Before the NHS, he and his fellow doctors would charge their patients according to their ability to pay: practically nothing if they were poor, a lot if they were rich. Thus the rich subsidized the treatment of the poor directly, without a lot of the funds sticking to the hands of an intermediary bureaucratic apparatus. Perhaps such a system would not be practicable now; but it was certainly not the case, as is now widely believed, that the poor did not receive treatment. In any case, 75 percent of the population had private medical insurance, and they couldn’t all have been rich.

With his film, Michael Moore is trying to foist an untruth upon the American public similar to the historical untruth that has been foisted (with great success) upon the British public. He is trying to persuade the American public that the American system needs to be replaced by one such as the British, or perhaps even the Cuban.

It is clear that the American system leaves a lot to be desired — as do most systems. It is expensive and not particularly effective when viewed from the point of view of public health. It has strengths, never of course mentioned by Moore: for example, that it is by far the most innovative and performs by far the most important medical research in the world.

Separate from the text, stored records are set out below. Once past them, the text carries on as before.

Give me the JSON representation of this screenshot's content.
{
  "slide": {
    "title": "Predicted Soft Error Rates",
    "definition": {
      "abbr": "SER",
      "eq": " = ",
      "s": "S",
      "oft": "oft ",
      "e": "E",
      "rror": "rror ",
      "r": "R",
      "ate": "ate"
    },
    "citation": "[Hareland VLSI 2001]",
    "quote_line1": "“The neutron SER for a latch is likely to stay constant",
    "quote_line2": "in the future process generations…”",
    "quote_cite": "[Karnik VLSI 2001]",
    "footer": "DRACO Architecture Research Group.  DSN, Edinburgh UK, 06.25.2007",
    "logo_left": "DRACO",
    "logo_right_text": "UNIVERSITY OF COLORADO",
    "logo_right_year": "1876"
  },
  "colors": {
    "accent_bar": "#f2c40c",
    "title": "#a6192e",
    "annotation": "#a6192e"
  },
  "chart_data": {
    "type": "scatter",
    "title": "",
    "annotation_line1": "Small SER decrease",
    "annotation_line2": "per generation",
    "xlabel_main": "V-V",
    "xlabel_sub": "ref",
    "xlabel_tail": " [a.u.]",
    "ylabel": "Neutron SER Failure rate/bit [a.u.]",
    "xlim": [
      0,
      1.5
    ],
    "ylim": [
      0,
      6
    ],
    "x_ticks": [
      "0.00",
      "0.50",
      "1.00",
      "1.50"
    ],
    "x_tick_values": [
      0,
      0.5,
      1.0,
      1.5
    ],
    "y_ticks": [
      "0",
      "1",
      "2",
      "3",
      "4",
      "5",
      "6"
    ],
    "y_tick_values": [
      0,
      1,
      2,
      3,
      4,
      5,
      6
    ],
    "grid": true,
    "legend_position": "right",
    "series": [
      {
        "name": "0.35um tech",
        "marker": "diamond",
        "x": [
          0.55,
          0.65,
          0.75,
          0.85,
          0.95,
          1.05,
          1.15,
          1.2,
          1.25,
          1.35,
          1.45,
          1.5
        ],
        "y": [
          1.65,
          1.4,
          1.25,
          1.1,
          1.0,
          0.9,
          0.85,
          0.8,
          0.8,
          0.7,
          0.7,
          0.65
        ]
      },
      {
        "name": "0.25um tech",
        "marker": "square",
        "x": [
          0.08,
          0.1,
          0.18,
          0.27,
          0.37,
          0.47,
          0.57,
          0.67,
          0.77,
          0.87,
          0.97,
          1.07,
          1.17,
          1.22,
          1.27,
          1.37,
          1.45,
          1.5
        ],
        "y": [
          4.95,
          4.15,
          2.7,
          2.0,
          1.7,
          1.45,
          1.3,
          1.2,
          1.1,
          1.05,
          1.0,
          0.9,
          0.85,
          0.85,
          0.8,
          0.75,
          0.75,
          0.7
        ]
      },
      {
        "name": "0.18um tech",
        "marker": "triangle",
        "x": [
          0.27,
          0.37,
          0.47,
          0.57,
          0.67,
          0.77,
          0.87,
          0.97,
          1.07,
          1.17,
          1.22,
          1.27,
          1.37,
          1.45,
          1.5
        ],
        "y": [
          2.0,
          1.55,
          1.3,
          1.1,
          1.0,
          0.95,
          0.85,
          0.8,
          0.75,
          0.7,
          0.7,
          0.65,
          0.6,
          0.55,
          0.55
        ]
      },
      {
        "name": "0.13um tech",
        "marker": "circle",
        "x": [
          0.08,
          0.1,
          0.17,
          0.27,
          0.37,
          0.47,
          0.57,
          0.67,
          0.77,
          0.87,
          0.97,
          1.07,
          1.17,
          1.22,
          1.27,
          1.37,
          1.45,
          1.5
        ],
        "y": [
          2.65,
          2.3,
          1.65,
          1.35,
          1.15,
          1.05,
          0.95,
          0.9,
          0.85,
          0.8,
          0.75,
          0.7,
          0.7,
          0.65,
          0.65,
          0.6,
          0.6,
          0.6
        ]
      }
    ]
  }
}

Nor is it even a complete public-health disaster: Life expectancy at birth in the United States increased from 75.4 years in 1990 to 77.5 in 2003 (not, incidentally, that people go down the street humming happily about it, suggesting that, within limits, public health is not a major determinant of happiness). And it certainly does not follow from the fact that the American system has weaknesses that the U.S. ought to follow Britain or Cuba, as Moore suggests. As for France: Despite Moore’s dithyrambs, its population consumes by far the highest doses of tranquilizers and antidepressants in the world. There must be some reason for it.

Sicko is a slickly made and compelling piece of propaganda masquerading as a serious documentary. You could write an entire book about its errors and omissions. America going to Canada for medical treatment indeed! Just as Italians go to Norway for the sunshine. Sicko’s real title is an old one: Suggestio falsi, suppressio veri.